For an example of using this library on an embedded system, see binary-diff-mbedos5.
On POSIX systems (macOS, Linux, Cygwin under Windows):
Build the CLI, via:
$ make
Run ./janpatch-cli
with the old file, a JojoDiff patch file, and the destination:
$ ./janpatch-cli demo/blinky-k64f-old.bin demo/blinky-k64f.patch ./blinky-k64f-patched.bin
Verify that the patch was applied successfully:
$ diff demo/blinky-k64f-new.bin blinky-k64f-patched.bin
# should return nothing
JANPatch is implemented in a single header file, which you can copy into your project. For portability to non-POSIX platforms you need to provide the library with function pointers to basic IO operations.
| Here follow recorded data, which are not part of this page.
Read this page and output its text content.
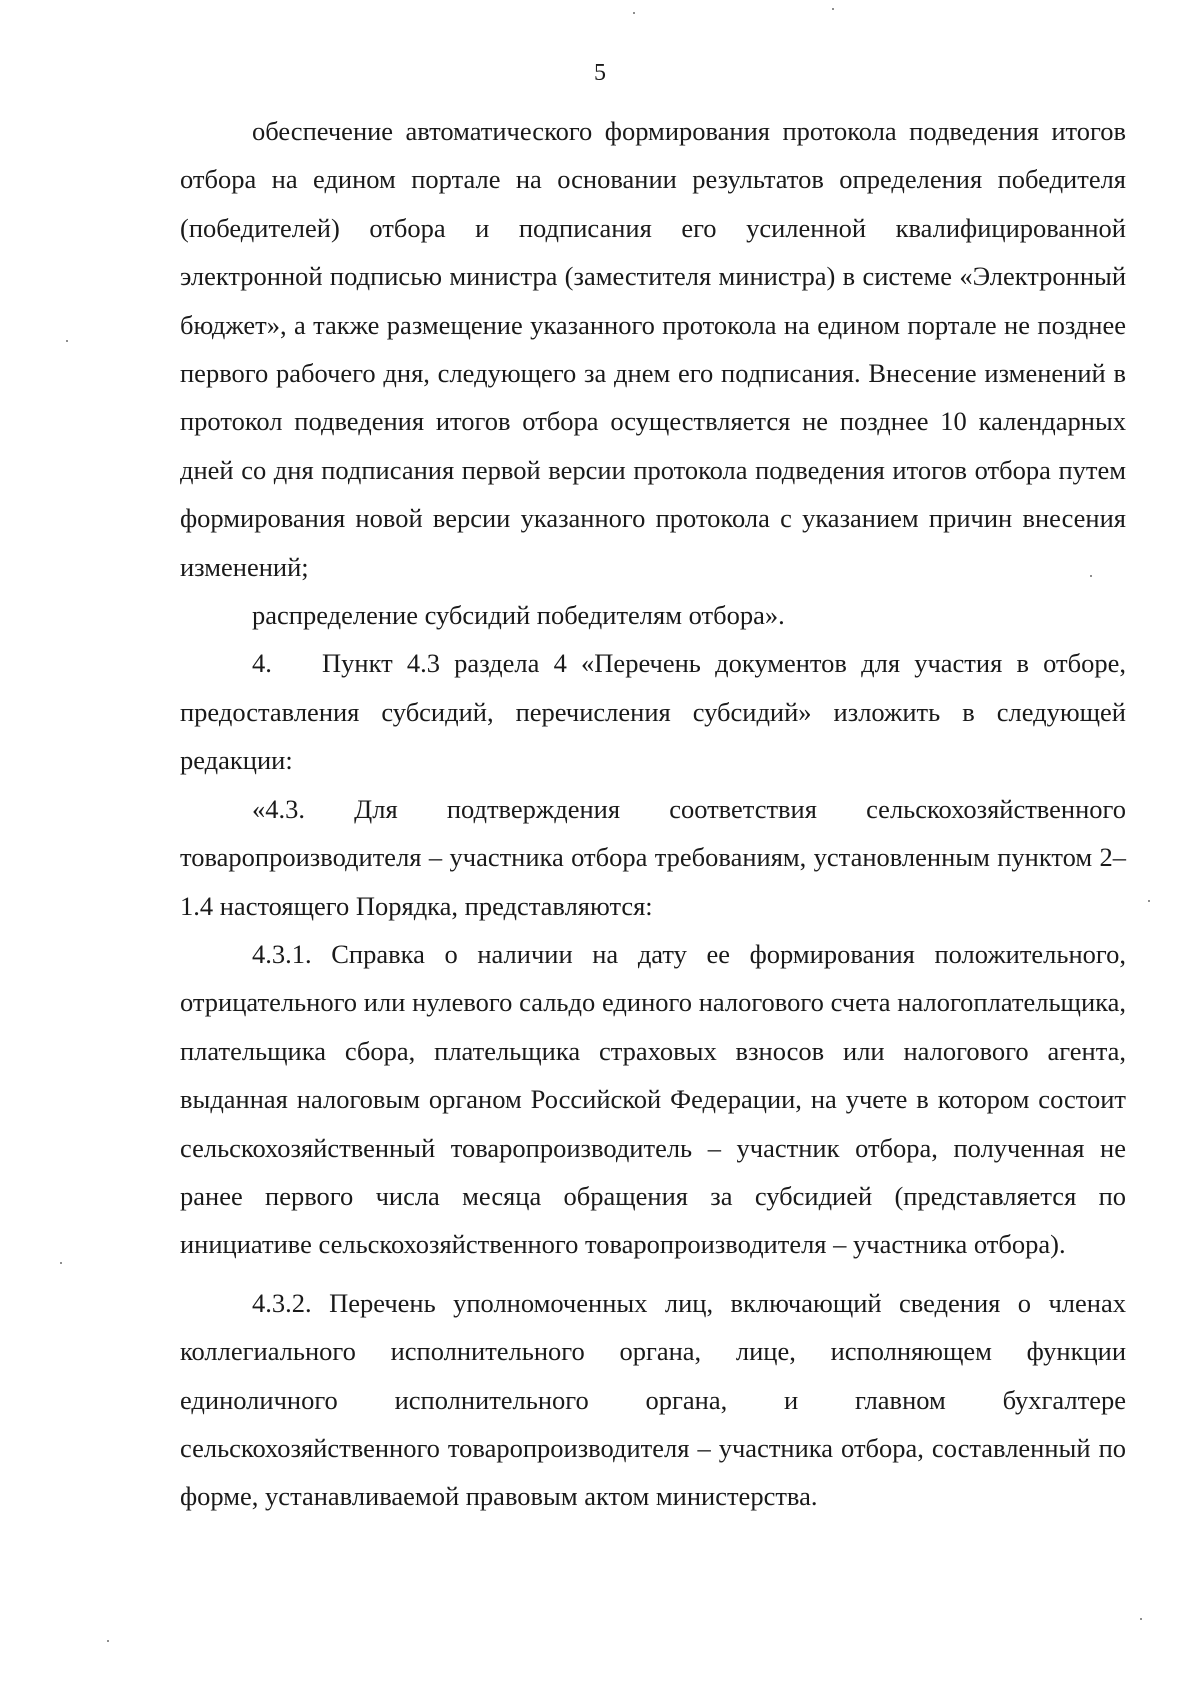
5

обеспечение автоматического формирования протокола подведения итогов отбора на едином портале на основании результатов определения победителя (победителей) отбора и подписания его усиленной квалифицированной электронной подписью министра (заместителя министра) в системе «Электронный бюджет», а также размещение указанного протокола на едином портале не позднее первого рабочего дня, следующего за днем его подписания. Внесение изменений в протокол подведения итогов отбора осуществляется не позднее 10 календарных дней со дня подписания первой версии протокола подведения итогов отбора путем формирования новой версии указанного протокола с указанием причин внесения изменений;

распределение субсидий победителям отбора».

4. Пункт 4.3 раздела 4 «Перечень документов для участия в отборе, предоставления субсидий, перечисления субсидий» изложить в следующей редакции:

«4.3. Для подтверждения соответствия сельскохозяйственного товаропроизводителя – участника отбора требованиям, установленным пунктом 2–1.4 настоящего Порядка, представляются:

4.3.1. Справка о наличии на дату ее формирования положительного, отрицательного или нулевого сальдо единого налогового счета налогоплательщика, плательщика сбора, плательщика страховых взносов или налогового агента, выданная налоговым органом Российской Федерации, на учете в котором состоит сельскохозяйственный товаропроизводитель – участник отбора, полученная не ранее первого числа месяца обращения за субсидией (представляется по инициативе сельскохозяйственного товаропроизводителя – участника отбора).

4.3.2. Перечень уполномоченных лиц, включающий сведения о членах коллегиального исполнительного органа, лице, исполняющем функции единоличного исполнительного органа, и главном бухгалтере сельскохозяйственного товаропроизводителя – участника отбора, составленный по форме, устанавливаемой правовым актом министерства.
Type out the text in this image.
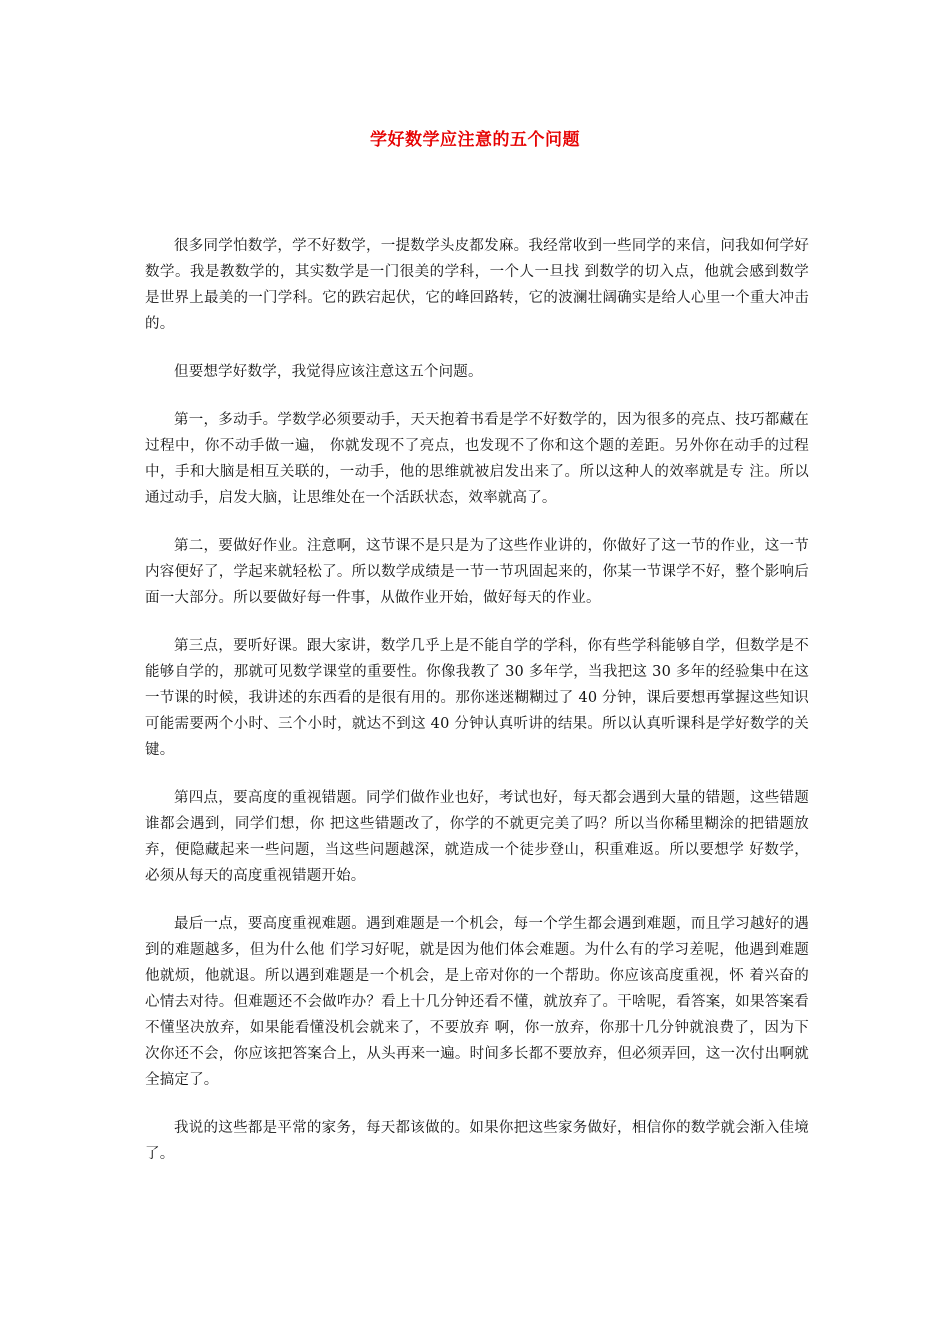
学好数学应注意的五个问题

很多同学怕数学，学不好数学，一提数学头皮都发麻。我经常收到一些同学的来信，问我如何学好数学。我是教数学的，其实数学是一门很美的学科，一个人一旦找 到数学的切入点，他就会感到数学是世界上最美的一门学科。它的跌宕起伏，它的峰回路转，它的波澜壮阔确实是给人心里一个重大冲击的。

但要想学好数学，我觉得应该注意这五个问题。

第一，多动手。学数学必须要动手，天天抱着书看是学不好数学的，因为很多的亮点、技巧都藏在过程中，你不动手做一遍， 你就发现不了亮点，也发现不了你和这个题的差距。另外你在动手的过程中，手和大脑是相互关联的，一动手，他的思维就被启发出来了。所以这种人的效率就是专 注。所以通过动手，启发大脑，让思维处在一个活跃状态，效率就高了。

第二，要做好作业。注意啊，这节课不是只是为了这些作业讲的，你做好了这一节的作业，这一节内容便好了，学起来就轻松了。所以数学成绩是一节一节巩固起来的，你某一节课学不好，整个影响后面一大部分。所以要做好每一件事，从做作业开始，做好每天的作业。

第三点，要听好课。跟大家讲，数学几乎上是不能自学的学科，你有些学科能够自学，但数学是不能够自学的，那就可见数学课堂的重要性。你像我教了 30 多年学，当我把这 30 多年的经验集中在这一节课的时候，我讲述的东西看的是很有用的。那你迷迷糊糊过了 40 分钟，课后要想再掌握这些知识可能需要两个小时、三个小时，就达不到这 40 分钟认真听讲的结果。所以认真听课科是学好数学的关键。

第四点，要高度的重视错题。同学们做作业也好，考试也好，每天都会遇到大量的错题，这些错题谁都会遇到，同学们想，你 把这些错题改了，你学的不就更完美了吗？所以当你稀里糊涂的把错题放弃，便隐藏起来一些问题，当这些问题越深，就造成一个徒步登山，积重难返。所以要想学 好数学，必须从每天的高度重视错题开始。

最后一点，要高度重视难题。遇到难题是一个机会，每一个学生都会遇到难题，而且学习越好的遇到的难题越多，但为什么他 们学习好呢，就是因为他们体会难题。为什么有的学习差呢，他遇到难题他就烦，他就退。所以遇到难题是一个机会，是上帝对你的一个帮助。你应该高度重视，怀 着兴奋的心情去对待。但难题还不会做咋办？看上十几分钟还看不懂，就放弃了。干啥呢，看答案，如果答案看不懂坚决放弃，如果能看懂没机会就来了，不要放弃 啊，你一放弃，你那十几分钟就浪费了，因为下次你还不会，你应该把答案合上，从头再来一遍。时间多长都不要放弃，但必须弄回，这一次付出啊就全搞定了。

我说的这些都是平常的家务，每天都该做的。如果你把这些家务做好，相信你的数学就会渐入佳境了。
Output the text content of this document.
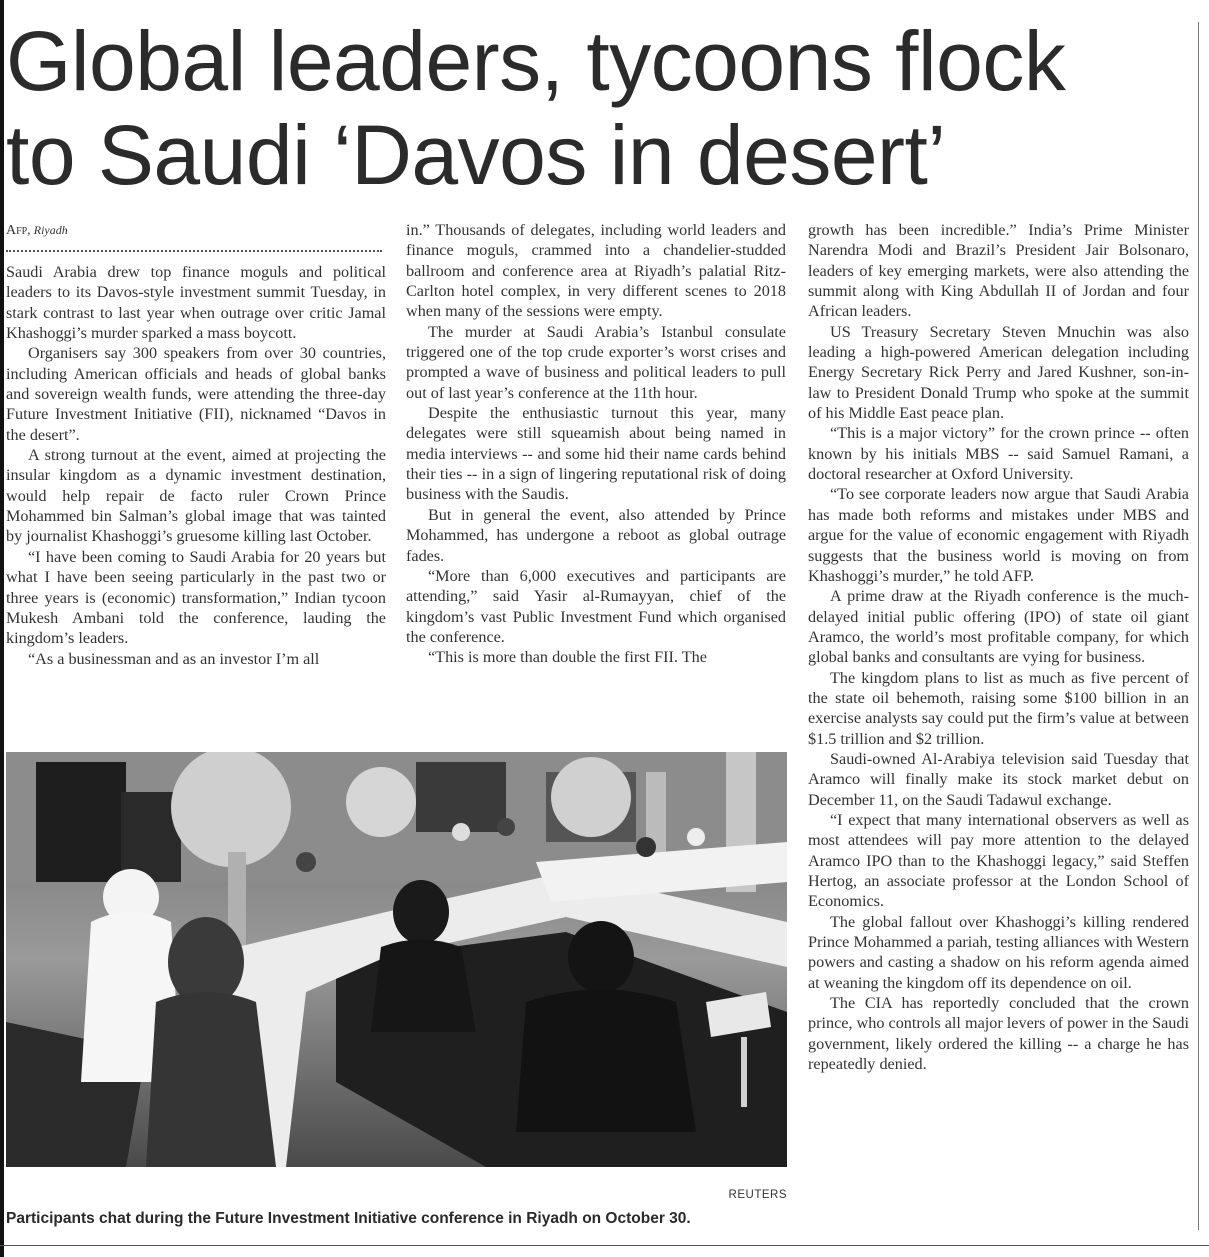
Global leaders, tycoons flock
to Saudi ‘Davos in desert’
Afp, Riyadh

Saudi Arabia drew top finance moguls and political leaders to its Davos-style investment summit Tuesday, in stark contrast to last year when outrage over critic Jamal Khashoggi’s murder sparked a mass boycott.

Organisers say 300 speakers from over 30 countries, including American officials and heads of global banks and sovereign wealth funds, were attending the three-day Future Investment Initiative (FII), nicknamed “Davos in the desert”.

A strong turnout at the event, aimed at projecting the insular kingdom as a dynamic investment destination, would help repair de facto ruler Crown Prince Mohammed bin Salman’s global image that was tainted by journalist Khashoggi’s gruesome killing last October.

“I have been coming to Saudi Arabia for 20 years but what I have been seeing particularly in the past two or three years is (economic) transformation,” Indian tycoon Mukesh Ambani told the conference, lauding the kingdom’s leaders.

“As a businessman and as an investor I’m all

in.” Thousands of delegates, including world leaders and finance moguls, crammed into a chandelier-studded ballroom and conference area at Riyadh’s palatial Ritz-Carlton hotel complex, in very different scenes to 2018 when many of the sessions were empty.

The murder at Saudi Arabia’s Istanbul consulate triggered one of the top crude exporter’s worst crises and prompted a wave of business and political leaders to pull out of last year’s conference at the 11th hour.

Despite the enthusiastic turnout this year, many delegates were still squeamish about being named in media interviews -- and some hid their name cards behind their ties -- in a sign of lingering reputational risk of doing business with the Saudis.

But in general the event, also attended by Prince Mohammed, has undergone a reboot as global outrage fades.

“More than 6,000 executives and participants are attending,” said Yasir al-Rumayyan, chief of the kingdom’s vast Public Investment Fund which organised the conference.

“This is more than double the first FII. The

growth has been incredible.” India’s Prime Minister Narendra Modi and Brazil’s President Jair Bolsonaro, leaders of key emerging markets, were also attending the summit along with King Abdullah II of Jordan and four African leaders.

US Treasury Secretary Steven Mnuchin was also leading a high-powered American delegation including Energy Secretary Rick Perry and Jared Kushner, son-in-law to President Donald Trump who spoke at the summit of his Middle East peace plan.

“This is a major victory” for the crown prince -- often known by his initials MBS -- said Samuel Ramani, a doctoral researcher at Oxford University.

“To see corporate leaders now argue that Saudi Arabia has made both reforms and mistakes under MBS and argue for the value of economic engagement with Riyadh suggests that the business world is moving on from Khashoggi’s murder,” he told AFP.

A prime draw at the Riyadh conference is the much-delayed initial public offering (IPO) of state oil giant Aramco, the world’s most profitable company, for which global banks and consultants are vying for business.

The kingdom plans to list as much as five percent of the state oil behemoth, raising some $100 billion in an exercise analysts say could put the firm’s value at between $1.5 trillion and $2 trillion.

Saudi-owned Al-Arabiya television said Tuesday that Aramco will finally make its stock market debut on December 11, on the Saudi Tadawul exchange.

“I expect that many international observers as well as most attendees will pay more attention to the delayed Aramco IPO than to the Khashoggi legacy,” said Steffen Hertog, an associate professor at the London School of Economics.

The global fallout over Khashoggi’s killing rendered Prince Mohammed a pariah, testing alliances with Western powers and casting a shadow on his reform agenda aimed at weaning the kingdom off its dependence on oil.

The CIA has reportedly concluded that the crown prince, who controls all major levers of power in the Saudi government, likely ordered the killing -- a charge he has repeatedly denied.

REUTERS
Participants chat during the Future Investment Initiative conference in Riyadh on October 30.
These are fread
, fwrite
, fseek
and (optionally) ftell
. The file pointer for these functions is of type JANPATCH_STREAM
, which you can set when building.
The functions are defined in a context, for example on POSIX systems, you define JANPatch like this:
#define JANPATCH_STREAM FILE // use POSIX FILE
#include "janpatch.h"
janpatch_ctx ctx = {
// fread/fwrite buffers for every file, minimum size is 1 byte
// when you run on an embedded system with block size flash, set it to the size of a block for best performance
{ (unsigned char*)malloc(1024), 1024 },
{ (unsigned char*)malloc(1024), 1024 },
{ (unsigned char*)malloc(1024), 1024 },
// define functions which can perform basic IO
// on POSIX, use:
&fread,
&fwrite,
&fseek,
&ftell // NOTE: passing ftell is optional, and only required when you need progress reports
};
Then create three objects of type JANPATCH_STREAM
and call janpatch
with the context:
JANPATCH_STREAM *source = fopen("source.bin", "rb");
JANPATCH_STREAM *patch = fopen("patch", "rb");
JANPATCH_STREAM *target = fopen("target.bin", "wb");
janpatch(ctx, source, patch, target);
For a demonstration of using this library on a non-POSIX system, see binary-diff-mbedos5#xdot.
Exact progress indication is hard, as the size of the file after patching is not known, but you can get rudimentary progress (based on the pages written to the target stream) by setting the progress
property on the context:
void progress(uint8_t percentage) {
printf("Patch progress: %d%%\n", percentage);
}
ctx.progress = &progress;
Note that you need to have declared ctx.ftell
for this to work.
To generate patch files you'll need to build JojoDiff or JDiff.js.
Install a recent version of Node.js.
Install JDiff.js:
$ npm install jdiff-js -g
Generate a patch file via:
$ jdiff old-file.bin new-file.bin old-to-new-file.patch
To test janpatch against a wide variety of outputs you can run the integration tests. The script will generate all possible diffs between files in the integration-tests/source
directory, then use janpatch to patch them.
To run:
Run:
$ node integration-tests/run-tests.js --jdiff-path "/path/to/jdiff"
Error messages are printed over printf
, which will automatically load the UART drivers on Mbed OS 5. You can mitigate this by using debug()
, which is stripped out when building for a release profile.
You can do this by declaring the JANPATCH_ERROR
macro as such:
#define JANPATCH_ERROR(...) debug(__VA_ARGS__)
Apache License version 2. See LICENSE.